Democracy & Justice

Rome's Baobab Centre for Migrants Bulldozed

The season of evictions promised by Minister Matteo Salvini resumed on 13 November, when the Baobab centre in Rome was flattened, leaving hundreds homeless.

by Italian Coalition for Civil Liberties and Rights

Baobab residents woken and forcefully evicted before bulldozers come in

On 13 November about 150 people – including regular immigrants who enjoy humanitarian protection, asylum seekers and people with official ID cards – were woken up by the police in the Baobab Centre in an astonishing example of aggression. People were ordered to leave, including an Italian family.

The Baobab Centre, a tent camp for migrants in transit, was set up by volunteers from the Baobab Experience in 2015. Since then, the camp has been an important gathering point for migrants.

The immigrants – who until then had been sleeping in tents in the area – collected their belongings and were taken out to the street one-by-one by the police before the camp was demolished.

Minister Salvini promises fresh evictions

No alternative housing solution had been found for those living in the Baobab Centre. Many of the migrants were taken to the Rome immigration office while the bulldozers began to demolish the tents that housed them.

Minister Salvini said that by the end of the year in Rome there will be evictions for which people have been waiting for years. "We want to restore legality in the districts", Salvini commented.

In these actions there seems to be a deliberate urge to do violence to the poorest people in Italian society. Actions like this denote a desire to crush the poorest individuals, leaving them without rights.

People left with nowhere to sleep

The Baobab Centre provided accommodation to people who, as a result of the regulations of the new Security Decree, had been obliged to leave the SPRAR system, which was aimed at protecting people fleeing persecution in other countries, but can now only provide help to refuges, not asylum seekers.

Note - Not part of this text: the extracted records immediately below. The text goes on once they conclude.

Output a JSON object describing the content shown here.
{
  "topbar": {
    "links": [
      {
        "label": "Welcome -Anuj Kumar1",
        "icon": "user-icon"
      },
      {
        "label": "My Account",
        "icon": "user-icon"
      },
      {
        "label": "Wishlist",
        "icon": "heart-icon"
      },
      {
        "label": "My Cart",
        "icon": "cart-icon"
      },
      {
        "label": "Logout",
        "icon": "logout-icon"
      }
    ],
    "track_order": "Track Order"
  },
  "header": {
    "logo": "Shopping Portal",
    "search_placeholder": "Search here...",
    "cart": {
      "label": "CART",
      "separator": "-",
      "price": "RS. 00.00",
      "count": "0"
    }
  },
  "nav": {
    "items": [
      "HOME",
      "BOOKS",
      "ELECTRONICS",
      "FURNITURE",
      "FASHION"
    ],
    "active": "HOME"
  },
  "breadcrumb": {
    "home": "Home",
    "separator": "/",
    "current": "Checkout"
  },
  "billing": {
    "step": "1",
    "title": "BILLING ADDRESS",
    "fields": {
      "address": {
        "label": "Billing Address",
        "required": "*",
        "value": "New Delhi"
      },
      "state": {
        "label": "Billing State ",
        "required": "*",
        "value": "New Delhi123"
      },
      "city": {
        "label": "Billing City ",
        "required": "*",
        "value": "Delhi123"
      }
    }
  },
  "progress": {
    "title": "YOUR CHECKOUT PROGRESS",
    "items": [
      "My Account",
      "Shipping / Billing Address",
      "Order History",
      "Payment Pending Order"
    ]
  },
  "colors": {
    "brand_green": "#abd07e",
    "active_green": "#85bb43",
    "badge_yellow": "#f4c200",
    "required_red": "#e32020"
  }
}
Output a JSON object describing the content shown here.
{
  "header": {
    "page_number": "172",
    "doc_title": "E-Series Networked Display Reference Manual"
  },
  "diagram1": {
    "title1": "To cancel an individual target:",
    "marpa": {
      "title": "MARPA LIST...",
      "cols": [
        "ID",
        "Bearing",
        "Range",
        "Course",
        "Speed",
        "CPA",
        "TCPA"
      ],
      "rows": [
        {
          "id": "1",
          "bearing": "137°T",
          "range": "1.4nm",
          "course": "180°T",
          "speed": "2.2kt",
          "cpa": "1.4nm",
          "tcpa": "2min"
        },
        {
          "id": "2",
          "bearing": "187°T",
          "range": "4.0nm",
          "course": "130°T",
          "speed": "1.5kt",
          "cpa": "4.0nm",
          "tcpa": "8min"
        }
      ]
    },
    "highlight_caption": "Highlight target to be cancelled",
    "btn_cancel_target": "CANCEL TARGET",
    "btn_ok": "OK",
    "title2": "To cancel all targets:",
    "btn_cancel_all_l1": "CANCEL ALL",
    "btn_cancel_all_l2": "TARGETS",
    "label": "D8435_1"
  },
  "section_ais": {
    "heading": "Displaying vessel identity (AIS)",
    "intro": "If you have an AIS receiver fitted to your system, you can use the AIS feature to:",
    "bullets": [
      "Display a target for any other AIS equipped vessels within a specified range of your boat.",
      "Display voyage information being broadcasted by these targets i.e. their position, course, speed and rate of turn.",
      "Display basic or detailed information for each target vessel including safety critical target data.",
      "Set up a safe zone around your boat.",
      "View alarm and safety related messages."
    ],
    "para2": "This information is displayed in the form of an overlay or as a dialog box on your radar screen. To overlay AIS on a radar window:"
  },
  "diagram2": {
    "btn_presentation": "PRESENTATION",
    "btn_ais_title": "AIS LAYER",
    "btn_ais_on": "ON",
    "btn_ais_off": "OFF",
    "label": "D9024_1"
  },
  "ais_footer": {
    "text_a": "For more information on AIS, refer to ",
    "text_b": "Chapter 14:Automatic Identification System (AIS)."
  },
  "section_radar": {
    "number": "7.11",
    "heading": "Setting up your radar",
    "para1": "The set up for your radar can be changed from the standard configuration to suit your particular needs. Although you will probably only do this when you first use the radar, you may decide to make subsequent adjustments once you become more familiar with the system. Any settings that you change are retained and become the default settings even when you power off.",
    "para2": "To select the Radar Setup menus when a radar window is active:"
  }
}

Bulldozing the Centre does not solve the problem. Demolishing the Baobab left more than a hundred people on the street and many without a place to sleep.

The end of the Baobab could be detrimental to the whole city, as Rome has not proved able to welcome migrants in a dignified manner. Rome has no hub for people in transit and for those migrants who have arrived in the city, but want to leave to other destinations, often to other countries.